Flower Beds and Borders

Most formal garden designs and many informal ones group plants within beds and borders. These groupings may feature plants of a single type, such as flowering bulbs, or combine plants from different groups, such as annuals and shrubs.

A bed is a freestanding area of soil—rectangular, square, round, oval, or kidney-shaped—surrounded by lawn, flagstone, brick, or some other ground cover. It is usually mounded in the middle to improve drainage and to render the plants visible from all sides. The plants are most often arranged concentrically, with the tallest variety in the middle and the shortest around the edge.

A border is a narrow planting along a pathway or at the foot of a hedge, wall, or fence. Borders are often rectangular, but sometimes have an informal, free-flowing edge. Most borders are approached from only one side, by means of a path or lawn area. A very effective planting design is a parallel border, in which two flower borders face each other across a path lined with grass, brick, gravel, flagstone, or wood chips. If the border is against a wall, fence, or hedge, raise the soil at the back of the border so that water drains down from the background feature. Border plants are arranged in tiers, with the tallest at the rear, intermediate-height plants in the middle, and compact plants at the front as an edging.
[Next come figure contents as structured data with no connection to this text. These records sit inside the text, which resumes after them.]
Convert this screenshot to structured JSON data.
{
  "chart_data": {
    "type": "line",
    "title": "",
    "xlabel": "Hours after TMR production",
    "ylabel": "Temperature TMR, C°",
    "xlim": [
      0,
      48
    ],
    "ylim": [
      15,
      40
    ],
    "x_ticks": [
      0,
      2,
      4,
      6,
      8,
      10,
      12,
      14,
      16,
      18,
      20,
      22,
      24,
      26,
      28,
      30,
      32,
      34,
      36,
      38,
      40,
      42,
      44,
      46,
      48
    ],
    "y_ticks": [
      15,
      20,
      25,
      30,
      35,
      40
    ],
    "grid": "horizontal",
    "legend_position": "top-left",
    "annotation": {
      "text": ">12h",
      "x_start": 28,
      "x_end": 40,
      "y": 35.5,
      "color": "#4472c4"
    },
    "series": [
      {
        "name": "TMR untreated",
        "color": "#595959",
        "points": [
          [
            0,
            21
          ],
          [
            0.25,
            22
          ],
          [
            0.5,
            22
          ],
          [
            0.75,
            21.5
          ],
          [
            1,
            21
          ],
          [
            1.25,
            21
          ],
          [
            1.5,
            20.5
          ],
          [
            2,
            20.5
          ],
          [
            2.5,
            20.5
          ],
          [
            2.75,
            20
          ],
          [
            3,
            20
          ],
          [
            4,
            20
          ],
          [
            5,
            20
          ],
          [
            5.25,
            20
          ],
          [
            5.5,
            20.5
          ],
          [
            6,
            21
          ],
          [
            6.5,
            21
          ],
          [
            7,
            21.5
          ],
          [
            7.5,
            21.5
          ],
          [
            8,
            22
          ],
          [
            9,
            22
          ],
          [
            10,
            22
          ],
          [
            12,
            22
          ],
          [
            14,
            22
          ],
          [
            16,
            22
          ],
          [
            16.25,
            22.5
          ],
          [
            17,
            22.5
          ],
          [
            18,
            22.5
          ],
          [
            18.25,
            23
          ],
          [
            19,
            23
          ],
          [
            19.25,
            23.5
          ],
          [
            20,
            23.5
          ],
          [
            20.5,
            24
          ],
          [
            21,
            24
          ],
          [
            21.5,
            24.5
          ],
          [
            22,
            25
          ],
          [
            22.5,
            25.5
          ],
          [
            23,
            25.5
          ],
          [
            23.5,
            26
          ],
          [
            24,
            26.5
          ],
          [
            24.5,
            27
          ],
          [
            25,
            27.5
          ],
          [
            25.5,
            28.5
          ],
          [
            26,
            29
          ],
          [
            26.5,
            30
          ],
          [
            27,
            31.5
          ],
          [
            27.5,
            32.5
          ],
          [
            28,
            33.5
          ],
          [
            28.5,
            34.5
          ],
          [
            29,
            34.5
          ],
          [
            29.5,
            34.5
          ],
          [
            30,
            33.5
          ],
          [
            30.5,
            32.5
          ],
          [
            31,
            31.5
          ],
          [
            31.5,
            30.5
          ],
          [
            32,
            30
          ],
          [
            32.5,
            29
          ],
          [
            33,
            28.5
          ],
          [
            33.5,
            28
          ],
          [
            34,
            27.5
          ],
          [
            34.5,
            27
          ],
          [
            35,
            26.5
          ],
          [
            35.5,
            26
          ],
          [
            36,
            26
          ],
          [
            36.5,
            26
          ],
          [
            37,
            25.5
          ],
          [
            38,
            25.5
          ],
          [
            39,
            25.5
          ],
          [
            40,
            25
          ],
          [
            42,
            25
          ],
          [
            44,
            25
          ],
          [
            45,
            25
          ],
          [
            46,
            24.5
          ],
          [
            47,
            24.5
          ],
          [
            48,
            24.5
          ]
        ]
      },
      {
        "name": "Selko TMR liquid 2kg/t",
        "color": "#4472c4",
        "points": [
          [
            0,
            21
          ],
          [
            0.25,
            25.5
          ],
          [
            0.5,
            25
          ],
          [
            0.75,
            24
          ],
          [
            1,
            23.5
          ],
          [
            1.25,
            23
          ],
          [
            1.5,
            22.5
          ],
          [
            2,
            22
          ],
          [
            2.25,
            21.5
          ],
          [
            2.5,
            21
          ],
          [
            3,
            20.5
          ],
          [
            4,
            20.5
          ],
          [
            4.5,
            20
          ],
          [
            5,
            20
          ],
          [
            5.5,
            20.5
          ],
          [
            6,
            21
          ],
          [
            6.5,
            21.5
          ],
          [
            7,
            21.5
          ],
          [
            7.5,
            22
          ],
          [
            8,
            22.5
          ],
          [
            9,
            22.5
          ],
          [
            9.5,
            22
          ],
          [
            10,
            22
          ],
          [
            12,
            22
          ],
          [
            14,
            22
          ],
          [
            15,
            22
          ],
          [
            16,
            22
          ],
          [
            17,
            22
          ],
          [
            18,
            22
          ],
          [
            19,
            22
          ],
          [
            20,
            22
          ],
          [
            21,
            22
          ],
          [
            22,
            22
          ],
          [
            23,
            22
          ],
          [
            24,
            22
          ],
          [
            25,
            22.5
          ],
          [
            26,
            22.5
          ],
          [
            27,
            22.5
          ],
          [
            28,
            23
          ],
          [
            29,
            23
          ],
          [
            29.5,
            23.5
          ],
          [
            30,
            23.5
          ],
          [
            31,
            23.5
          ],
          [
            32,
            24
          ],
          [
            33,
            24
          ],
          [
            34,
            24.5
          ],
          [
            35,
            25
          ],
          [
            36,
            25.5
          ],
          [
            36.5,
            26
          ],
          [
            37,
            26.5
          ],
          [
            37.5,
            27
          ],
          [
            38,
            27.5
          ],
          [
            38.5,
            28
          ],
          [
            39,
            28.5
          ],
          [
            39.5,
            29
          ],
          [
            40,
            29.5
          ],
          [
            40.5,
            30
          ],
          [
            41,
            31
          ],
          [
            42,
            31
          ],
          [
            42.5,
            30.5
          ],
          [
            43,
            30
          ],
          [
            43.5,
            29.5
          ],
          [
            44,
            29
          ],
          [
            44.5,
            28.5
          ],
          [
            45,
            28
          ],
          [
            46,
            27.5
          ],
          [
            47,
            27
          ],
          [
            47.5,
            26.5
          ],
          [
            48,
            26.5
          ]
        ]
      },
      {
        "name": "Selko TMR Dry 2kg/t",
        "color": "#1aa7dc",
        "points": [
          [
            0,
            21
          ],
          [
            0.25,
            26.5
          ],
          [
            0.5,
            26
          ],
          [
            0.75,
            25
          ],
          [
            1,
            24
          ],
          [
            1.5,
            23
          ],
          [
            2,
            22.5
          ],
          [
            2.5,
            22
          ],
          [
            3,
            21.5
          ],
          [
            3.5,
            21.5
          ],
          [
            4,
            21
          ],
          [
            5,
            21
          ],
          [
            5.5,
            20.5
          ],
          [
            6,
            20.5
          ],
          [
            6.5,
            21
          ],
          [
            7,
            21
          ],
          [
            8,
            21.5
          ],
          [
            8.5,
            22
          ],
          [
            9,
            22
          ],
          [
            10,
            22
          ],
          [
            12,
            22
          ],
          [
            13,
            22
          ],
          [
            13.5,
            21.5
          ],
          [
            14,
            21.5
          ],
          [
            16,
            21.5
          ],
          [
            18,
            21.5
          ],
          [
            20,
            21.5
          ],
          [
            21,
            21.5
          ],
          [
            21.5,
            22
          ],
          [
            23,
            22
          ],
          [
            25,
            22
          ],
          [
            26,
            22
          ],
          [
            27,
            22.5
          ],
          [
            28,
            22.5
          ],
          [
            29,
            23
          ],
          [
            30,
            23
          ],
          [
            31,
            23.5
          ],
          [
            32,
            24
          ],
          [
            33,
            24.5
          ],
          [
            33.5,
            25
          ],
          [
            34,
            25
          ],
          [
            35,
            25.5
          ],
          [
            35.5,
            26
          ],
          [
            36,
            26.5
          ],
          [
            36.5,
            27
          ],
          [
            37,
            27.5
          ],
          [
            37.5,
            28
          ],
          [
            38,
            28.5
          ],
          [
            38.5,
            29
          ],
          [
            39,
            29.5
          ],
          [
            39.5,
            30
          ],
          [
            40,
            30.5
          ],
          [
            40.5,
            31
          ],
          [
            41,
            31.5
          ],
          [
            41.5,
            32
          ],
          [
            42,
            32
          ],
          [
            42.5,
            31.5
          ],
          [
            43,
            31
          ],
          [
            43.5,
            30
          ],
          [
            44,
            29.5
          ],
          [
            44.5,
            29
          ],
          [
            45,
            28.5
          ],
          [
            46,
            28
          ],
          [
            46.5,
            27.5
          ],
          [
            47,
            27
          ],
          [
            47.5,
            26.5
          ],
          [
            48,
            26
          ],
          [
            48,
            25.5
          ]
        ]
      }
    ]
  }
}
Some designs call for the plants in a bed or border to be perfectly uniform in height. This is the case in so-called carpet bedding, a bedding style in which plants are laid out like a carpet on soil that has been raked flat. A level surface and a uniform plant height are also desirable in traditional parterre gardens, where dwarf hedges and flowering plants delineate circles, diamonds, scrolls, and other formal patterns.